Cork beckoned him to follow, and they went to Lindstrom’s office. Cork closed the door. “Last night, the clinic on the rez was broken into. The only things taken were insulin and syringes.”
Lindstrom thought it over. “For Scott? Why?”
“The kidnapper cared about keeping him alive. He risked a lot to keep your boy alive.”
“Until tonight,” Lindstrom pointed out dismally. He sat at his desk, mirroring none of Cork’s enthusiasm.
The thunder was growing louder. It followed very quickly the lightning flashes visible through the window. The wind was up, lifting the curtains high. Cork went on thinking out loud as he paced the room. “It’s probably someone who knows the rez clinic, someone who’s been treated there.”
“Indian?” Lindstrom said, considering. “Isaiah Broom?”

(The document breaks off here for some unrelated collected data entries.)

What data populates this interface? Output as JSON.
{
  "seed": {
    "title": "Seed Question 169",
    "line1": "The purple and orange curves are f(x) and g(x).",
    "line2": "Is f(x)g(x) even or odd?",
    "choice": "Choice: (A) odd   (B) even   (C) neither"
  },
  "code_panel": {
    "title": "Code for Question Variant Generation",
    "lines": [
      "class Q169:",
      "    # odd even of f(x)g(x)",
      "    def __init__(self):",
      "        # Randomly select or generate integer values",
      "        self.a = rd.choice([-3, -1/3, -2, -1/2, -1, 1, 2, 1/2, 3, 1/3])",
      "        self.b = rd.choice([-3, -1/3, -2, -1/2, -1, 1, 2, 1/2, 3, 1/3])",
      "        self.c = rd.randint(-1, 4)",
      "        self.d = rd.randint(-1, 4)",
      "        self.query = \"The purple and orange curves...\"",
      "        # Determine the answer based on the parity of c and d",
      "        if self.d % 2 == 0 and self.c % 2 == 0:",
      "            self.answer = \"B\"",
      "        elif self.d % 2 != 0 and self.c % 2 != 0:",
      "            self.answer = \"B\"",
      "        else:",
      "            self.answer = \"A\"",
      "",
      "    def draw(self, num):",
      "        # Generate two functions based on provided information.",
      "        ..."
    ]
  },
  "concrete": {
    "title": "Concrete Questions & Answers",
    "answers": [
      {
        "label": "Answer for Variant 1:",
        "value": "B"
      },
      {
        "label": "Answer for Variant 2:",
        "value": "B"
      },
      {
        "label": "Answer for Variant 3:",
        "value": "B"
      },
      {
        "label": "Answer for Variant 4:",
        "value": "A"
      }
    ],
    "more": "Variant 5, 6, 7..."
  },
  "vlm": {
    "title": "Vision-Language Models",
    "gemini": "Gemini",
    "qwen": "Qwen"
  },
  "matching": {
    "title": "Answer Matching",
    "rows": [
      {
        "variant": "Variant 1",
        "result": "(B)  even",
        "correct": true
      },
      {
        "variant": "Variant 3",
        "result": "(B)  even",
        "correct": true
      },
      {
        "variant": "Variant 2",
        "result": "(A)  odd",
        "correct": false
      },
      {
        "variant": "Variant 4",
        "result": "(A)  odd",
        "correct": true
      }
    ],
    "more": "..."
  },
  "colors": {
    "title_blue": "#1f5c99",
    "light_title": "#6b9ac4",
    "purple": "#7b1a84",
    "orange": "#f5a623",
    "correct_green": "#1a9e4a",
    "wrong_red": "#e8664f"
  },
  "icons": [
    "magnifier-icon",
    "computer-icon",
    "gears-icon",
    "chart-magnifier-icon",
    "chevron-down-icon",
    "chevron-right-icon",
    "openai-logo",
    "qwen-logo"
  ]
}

“Not Broom,” Cork said. “He’s still in custody. And he was arrested heading off to fight a forest fire. That doesn’t sound like the action of a man in the middle of a two-million-dollar ransom negotiation. No, not Broom. Maybe not even a full-blood Anishinaabe. Only enough to be treated at the clinic.”
Cork paused in front of the photographs on the wall. He was staring at the one that showed Grace Fitzgerald and her father on the ship. He pointed to it. “The big F in this picture. What’s that all about?”
“Means the ship was part of the Fitzgerald fleet. All the Fitzgerald freighters carried that big lighted F. You could identify a Fitzgerald ship from miles away, even at night. Why? Is it important?”